Все головы — русые, черные, курчавые и бритые — поднимаются, как по команде, и со всех сторон раздаются голоса:
— Обезьяна!
— Дрессированная!
— Одетая!
— Смотрите, обезьяна!
Из соседних аллей бежит целая толпа детей и окружает нас. Том испугался, задрожал, прижавшись ко мне и не понимая, что произошло. Нужно было действовать. Взяв его за руку, спокойно, как только могу, спускаюсь с холма в шумную толпу и приказываю дать нам дорогу. Вокруг настоящая каша. Парень в матросской блузке суетится больше всех. Он подскакивает к Тому и срывает с его головы шляпу… И тогда разыгрывается дикая сцена. Заверещав, Том бросился на парня, используя все звериные средства, вплоть до ногтей. От нарядной блузы полетели клочья, а дети бросились врассыпную. Том ужасно сильный, и я испугалась, но парня спасла, и мы убежали из парка, как преступники.

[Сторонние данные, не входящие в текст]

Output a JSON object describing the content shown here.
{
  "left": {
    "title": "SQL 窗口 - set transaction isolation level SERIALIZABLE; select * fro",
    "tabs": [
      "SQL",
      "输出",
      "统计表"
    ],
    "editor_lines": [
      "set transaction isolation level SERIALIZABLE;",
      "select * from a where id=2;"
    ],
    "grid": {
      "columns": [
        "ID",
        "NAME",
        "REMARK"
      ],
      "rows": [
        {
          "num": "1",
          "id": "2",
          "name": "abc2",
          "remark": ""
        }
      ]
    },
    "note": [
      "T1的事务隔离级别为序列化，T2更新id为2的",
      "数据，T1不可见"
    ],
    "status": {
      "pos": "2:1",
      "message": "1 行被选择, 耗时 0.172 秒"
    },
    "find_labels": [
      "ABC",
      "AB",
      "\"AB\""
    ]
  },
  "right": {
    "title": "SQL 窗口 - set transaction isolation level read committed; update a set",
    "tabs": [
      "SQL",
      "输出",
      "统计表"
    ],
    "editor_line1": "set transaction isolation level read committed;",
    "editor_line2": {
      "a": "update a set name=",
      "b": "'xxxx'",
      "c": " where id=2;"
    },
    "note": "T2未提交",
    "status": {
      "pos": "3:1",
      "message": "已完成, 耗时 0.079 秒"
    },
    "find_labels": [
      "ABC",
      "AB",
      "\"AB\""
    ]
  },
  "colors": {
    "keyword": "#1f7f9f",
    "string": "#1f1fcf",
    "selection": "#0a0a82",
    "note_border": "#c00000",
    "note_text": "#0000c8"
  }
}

В тот день я увидела, как Том, приблизив к зеркалу лицо, разглядывает себя с выражением удивления и боли. Потом, в отчаянии, он закрыл лицо руками и упал головой на стол… Я поняла, что случилось самое худшее. Да… худшее и ужасное.
Маска Гуинплена была его проклятием, однако это было человеческое лицо, а что вы скажете о зверином теле и человеческой душе в нем! Разве можно придумать большую жестокость?
Арвуд отвернулся к окну и очень тихо сказал:
— Но вы сами, ведь вы сами, Ингрид, усиливаете ее. Разве обезьяна страдает от своей уродливости? Разве она завидует человеку? И наконец, хочет ли она быть человеком? А вы заставили его хотеть этого. Кто же жестокий, Ингрид?